JCI Snapped Lower

JCI was in the red zone in the start of last week. On Monday’s trading (09/16), JCI gave up gains as consumer stocks tumbled on grounds of the hike of 23% on cigarette excise tax and 35% on cigarettes retail selling price. GGRM and HMSP hit hardest by the tax hike tumbled to 20.64% and 18.21%, respectively. Fears of the cigarette makers’ tumbling path ahead, foreign investors pulled their funds of IDR538 billion out from JCI. The domestic hiccup in JCI’s Monday moves was exacerbated by geopolitical turmoil arising from the attack on Saudi Aramco’s two oil facilities.

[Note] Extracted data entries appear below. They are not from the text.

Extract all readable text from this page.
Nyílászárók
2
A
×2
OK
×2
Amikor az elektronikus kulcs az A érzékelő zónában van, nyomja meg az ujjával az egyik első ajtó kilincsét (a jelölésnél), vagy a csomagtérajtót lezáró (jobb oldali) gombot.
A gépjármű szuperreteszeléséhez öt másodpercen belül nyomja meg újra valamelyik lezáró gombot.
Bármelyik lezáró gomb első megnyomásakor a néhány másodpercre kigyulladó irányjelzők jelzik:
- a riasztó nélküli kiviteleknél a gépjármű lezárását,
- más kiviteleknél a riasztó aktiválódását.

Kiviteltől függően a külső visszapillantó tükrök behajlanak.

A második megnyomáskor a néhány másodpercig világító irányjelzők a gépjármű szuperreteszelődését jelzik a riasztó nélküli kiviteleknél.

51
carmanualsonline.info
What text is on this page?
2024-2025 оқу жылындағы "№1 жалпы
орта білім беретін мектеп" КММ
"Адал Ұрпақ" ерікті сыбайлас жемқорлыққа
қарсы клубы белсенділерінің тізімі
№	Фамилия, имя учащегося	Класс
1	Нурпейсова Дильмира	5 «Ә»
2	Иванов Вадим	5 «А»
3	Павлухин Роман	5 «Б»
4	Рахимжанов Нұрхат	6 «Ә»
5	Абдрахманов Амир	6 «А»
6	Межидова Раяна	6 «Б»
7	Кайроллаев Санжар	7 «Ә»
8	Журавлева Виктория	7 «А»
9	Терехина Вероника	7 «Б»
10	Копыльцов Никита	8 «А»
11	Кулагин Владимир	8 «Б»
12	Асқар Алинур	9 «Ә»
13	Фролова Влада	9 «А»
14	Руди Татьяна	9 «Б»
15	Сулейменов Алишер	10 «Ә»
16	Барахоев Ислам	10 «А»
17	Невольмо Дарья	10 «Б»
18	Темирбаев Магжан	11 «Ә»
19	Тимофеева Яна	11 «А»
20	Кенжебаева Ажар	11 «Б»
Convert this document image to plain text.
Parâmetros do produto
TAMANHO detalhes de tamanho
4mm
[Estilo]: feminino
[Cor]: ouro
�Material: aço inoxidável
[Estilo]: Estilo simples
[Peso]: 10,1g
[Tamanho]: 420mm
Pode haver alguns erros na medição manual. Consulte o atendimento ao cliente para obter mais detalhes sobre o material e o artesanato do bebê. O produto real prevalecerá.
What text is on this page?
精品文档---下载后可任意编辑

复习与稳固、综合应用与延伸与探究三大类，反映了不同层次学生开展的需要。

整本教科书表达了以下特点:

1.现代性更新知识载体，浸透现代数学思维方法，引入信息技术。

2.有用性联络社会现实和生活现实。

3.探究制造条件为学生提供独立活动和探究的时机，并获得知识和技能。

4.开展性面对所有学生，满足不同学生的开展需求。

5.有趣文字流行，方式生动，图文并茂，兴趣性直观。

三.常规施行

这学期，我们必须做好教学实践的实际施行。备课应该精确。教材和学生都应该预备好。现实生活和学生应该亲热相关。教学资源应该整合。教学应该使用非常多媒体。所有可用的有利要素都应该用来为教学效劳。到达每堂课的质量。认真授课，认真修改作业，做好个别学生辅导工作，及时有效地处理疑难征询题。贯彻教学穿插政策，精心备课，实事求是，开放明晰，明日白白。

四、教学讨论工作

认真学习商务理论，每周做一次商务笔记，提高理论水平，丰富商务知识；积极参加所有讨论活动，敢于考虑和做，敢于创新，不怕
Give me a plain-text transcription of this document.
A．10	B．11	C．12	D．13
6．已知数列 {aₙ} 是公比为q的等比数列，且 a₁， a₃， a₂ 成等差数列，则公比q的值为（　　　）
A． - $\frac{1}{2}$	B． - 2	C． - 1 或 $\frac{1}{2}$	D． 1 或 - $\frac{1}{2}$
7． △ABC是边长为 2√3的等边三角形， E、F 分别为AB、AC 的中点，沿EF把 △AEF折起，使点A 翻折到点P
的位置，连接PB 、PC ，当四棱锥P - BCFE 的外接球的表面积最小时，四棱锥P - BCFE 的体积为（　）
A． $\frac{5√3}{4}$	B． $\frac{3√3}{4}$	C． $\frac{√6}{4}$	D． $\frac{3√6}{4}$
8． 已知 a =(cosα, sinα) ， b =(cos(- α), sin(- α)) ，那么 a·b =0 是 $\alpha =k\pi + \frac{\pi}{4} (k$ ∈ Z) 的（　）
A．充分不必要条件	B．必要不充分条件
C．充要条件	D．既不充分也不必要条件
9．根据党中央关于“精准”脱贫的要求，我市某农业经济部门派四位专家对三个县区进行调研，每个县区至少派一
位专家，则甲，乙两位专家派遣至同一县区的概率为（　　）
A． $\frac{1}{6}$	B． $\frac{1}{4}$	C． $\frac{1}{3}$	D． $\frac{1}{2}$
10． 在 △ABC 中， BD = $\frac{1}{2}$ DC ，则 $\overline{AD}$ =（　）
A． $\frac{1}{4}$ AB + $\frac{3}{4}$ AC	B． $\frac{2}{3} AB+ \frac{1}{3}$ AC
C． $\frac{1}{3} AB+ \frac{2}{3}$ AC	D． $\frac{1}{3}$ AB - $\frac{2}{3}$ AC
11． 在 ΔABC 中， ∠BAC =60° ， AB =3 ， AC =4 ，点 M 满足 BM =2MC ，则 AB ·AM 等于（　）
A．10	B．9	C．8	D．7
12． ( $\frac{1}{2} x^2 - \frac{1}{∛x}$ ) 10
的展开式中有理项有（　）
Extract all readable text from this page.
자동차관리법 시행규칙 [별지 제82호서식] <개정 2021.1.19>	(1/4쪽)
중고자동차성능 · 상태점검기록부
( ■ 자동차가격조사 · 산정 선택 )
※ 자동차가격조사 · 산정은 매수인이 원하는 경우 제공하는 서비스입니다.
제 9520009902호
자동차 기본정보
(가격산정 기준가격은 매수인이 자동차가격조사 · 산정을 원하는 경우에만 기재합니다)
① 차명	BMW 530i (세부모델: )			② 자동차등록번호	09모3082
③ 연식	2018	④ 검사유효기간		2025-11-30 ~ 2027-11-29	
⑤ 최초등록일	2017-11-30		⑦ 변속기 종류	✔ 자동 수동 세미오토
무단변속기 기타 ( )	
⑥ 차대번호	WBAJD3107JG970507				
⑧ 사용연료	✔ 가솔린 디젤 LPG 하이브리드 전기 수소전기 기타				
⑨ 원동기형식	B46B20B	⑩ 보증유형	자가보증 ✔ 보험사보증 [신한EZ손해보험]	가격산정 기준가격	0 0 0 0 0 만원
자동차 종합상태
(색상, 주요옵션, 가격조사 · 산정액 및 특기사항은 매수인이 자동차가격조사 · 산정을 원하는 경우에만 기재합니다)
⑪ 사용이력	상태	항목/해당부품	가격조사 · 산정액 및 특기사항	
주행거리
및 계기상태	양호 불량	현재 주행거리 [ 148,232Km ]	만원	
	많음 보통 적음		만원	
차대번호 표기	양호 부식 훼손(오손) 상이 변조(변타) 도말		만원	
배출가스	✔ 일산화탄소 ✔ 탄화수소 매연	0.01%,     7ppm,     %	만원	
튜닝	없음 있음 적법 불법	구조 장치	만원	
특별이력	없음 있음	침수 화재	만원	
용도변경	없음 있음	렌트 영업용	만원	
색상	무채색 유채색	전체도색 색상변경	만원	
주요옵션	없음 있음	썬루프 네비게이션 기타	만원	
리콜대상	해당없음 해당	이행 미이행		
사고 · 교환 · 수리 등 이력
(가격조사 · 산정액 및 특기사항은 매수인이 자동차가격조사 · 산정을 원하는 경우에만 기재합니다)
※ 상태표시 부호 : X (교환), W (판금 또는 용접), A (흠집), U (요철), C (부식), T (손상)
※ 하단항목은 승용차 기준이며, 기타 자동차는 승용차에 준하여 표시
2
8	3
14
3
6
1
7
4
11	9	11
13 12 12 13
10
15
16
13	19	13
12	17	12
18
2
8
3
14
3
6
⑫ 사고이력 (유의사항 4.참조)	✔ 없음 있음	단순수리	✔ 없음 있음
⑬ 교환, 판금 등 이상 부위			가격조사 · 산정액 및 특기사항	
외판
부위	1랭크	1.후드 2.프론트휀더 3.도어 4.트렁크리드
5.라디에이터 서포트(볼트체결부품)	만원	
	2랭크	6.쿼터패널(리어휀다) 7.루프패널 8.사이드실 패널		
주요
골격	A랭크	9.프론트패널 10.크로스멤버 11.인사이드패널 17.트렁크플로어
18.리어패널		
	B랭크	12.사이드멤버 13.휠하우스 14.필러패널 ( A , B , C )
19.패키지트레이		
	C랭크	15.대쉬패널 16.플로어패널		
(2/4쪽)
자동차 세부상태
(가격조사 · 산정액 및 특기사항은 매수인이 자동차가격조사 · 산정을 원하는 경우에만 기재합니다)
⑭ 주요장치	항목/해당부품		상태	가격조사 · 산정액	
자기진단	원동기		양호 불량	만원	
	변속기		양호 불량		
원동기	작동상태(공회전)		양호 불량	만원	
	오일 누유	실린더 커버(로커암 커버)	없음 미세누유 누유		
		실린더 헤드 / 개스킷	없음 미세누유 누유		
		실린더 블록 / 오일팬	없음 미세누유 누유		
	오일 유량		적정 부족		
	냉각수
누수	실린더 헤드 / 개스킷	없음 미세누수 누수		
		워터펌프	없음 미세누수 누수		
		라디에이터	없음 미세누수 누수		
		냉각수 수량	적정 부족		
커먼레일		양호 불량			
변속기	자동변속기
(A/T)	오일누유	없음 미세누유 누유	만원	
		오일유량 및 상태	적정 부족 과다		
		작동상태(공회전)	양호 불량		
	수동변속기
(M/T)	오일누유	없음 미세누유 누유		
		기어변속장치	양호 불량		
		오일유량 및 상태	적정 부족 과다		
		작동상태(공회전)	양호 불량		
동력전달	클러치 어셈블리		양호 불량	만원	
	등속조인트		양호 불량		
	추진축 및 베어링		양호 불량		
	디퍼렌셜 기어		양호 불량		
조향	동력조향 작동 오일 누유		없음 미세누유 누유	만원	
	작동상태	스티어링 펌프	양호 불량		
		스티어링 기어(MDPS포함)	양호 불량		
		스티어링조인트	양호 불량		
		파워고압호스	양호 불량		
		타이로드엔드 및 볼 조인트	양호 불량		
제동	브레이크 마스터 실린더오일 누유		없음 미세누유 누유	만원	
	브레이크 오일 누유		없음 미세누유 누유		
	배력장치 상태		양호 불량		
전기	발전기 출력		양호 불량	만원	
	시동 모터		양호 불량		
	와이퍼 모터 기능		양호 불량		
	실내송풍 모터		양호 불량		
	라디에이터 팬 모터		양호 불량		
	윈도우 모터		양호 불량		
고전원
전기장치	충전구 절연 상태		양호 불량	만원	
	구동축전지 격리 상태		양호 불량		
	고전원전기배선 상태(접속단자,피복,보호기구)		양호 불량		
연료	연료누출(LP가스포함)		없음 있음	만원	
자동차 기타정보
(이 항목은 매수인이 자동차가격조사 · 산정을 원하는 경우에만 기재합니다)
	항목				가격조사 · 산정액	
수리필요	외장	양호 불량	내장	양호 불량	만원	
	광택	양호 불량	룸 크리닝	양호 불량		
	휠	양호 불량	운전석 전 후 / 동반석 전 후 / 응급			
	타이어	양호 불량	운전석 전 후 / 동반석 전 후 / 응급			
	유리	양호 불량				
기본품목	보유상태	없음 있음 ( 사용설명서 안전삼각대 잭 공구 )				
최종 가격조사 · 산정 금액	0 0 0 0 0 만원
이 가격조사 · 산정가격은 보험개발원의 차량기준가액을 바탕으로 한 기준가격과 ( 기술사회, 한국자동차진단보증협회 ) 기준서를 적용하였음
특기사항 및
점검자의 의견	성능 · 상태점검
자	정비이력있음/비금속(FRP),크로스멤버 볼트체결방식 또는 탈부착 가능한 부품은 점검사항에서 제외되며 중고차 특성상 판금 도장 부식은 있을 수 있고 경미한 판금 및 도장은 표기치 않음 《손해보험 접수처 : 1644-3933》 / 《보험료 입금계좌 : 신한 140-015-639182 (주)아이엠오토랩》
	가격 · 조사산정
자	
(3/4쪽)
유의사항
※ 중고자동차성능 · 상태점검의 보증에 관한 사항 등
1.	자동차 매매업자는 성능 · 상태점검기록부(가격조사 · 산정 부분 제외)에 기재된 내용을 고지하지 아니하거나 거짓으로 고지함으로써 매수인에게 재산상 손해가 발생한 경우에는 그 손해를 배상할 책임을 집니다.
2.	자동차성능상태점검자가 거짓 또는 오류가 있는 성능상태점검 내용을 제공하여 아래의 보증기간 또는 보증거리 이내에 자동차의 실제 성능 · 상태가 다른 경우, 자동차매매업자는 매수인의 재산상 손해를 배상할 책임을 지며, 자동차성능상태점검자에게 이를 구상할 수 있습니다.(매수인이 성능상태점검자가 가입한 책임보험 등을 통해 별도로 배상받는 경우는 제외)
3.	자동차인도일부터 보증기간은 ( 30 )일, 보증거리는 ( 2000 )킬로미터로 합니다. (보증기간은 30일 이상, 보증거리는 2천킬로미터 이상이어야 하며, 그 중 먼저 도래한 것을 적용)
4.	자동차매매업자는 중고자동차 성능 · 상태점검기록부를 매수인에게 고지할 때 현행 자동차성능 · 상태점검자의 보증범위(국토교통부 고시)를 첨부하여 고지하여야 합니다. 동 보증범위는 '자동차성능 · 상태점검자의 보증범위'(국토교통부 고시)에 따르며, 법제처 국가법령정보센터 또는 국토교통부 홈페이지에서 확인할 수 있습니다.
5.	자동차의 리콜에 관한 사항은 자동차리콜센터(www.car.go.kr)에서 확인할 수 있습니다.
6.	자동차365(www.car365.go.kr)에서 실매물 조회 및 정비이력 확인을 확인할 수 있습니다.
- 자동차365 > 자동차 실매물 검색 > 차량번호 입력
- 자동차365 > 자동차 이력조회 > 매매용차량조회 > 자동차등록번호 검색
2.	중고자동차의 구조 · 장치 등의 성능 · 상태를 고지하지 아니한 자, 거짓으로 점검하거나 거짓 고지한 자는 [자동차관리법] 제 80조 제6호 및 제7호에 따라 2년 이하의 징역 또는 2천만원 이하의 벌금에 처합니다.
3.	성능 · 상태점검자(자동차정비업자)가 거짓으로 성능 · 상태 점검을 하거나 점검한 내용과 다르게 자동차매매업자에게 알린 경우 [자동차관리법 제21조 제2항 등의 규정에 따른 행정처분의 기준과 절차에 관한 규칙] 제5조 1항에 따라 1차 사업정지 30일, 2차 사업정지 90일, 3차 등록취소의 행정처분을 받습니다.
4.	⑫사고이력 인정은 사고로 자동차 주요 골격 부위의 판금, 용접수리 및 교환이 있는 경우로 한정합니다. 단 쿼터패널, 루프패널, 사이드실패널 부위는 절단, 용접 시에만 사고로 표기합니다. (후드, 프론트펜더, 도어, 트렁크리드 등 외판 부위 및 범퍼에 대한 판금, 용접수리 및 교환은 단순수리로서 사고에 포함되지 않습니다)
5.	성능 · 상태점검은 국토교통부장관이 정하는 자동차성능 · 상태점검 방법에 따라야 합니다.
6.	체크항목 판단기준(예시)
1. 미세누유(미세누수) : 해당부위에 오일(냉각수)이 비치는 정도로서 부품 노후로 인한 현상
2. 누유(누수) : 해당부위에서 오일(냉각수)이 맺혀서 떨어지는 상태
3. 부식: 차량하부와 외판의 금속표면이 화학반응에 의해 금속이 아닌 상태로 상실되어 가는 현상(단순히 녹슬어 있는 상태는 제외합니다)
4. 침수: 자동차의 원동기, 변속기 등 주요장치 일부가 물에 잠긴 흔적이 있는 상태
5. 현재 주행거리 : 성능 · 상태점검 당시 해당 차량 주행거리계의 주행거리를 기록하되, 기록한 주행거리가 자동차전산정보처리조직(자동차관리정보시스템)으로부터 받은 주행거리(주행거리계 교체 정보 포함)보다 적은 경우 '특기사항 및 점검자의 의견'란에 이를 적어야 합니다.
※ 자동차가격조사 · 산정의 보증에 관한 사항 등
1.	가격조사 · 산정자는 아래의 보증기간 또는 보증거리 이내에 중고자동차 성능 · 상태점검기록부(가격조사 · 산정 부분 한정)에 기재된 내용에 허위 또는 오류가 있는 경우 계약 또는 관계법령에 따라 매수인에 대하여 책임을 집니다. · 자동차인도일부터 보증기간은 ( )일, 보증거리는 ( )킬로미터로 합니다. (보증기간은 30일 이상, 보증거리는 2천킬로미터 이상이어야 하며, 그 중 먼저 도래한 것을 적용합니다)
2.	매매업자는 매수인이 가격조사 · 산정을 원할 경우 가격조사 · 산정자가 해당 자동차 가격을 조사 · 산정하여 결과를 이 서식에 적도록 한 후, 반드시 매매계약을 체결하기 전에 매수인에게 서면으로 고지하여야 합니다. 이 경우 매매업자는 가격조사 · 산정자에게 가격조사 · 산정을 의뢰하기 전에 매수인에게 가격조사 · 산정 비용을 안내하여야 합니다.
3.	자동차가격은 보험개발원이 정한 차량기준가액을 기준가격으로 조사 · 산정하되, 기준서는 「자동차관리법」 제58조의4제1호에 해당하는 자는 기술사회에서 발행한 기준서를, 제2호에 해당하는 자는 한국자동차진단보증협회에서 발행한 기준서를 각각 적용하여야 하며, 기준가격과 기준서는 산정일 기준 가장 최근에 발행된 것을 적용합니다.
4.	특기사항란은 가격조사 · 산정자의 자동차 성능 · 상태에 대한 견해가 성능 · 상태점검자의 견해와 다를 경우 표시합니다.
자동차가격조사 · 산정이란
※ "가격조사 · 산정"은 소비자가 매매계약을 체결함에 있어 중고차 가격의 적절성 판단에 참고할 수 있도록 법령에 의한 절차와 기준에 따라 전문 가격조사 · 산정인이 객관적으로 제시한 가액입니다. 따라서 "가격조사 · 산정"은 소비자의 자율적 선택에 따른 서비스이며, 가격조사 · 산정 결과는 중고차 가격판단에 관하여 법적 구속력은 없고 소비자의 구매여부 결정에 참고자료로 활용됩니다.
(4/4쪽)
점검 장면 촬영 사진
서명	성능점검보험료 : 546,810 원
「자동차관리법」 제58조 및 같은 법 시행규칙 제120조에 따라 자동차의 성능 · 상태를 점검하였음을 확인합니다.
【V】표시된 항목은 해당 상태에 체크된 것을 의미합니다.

The attack sent crude oil prices to skyrocket and escalated the proxy war between Iran and Saudi Arabia, with the possibility of the US to drag in. JCI’s two-day rebounding streak was payback for Monday’s tepid close. FOMC’s two-day meeting on Sept. 18-19 agreed to cut FFR by 25 bps to 1.75%-2.00%, as widely anticipated. That proved a boost for JCI rallying
moves on Sept. 18-19 amid bearish Asia markets. On Thursday (09/19), Bank Indonesia, imitating the Fed’s move, took a looser monetary stance on 25 bps rate cut to 5.25%. On Friday, Sept. 20, JCI was at a tepid close. Its performance was in contrast to most of its Asia peers rallying after the People’s Bank of China (PBOC) cut lending facility.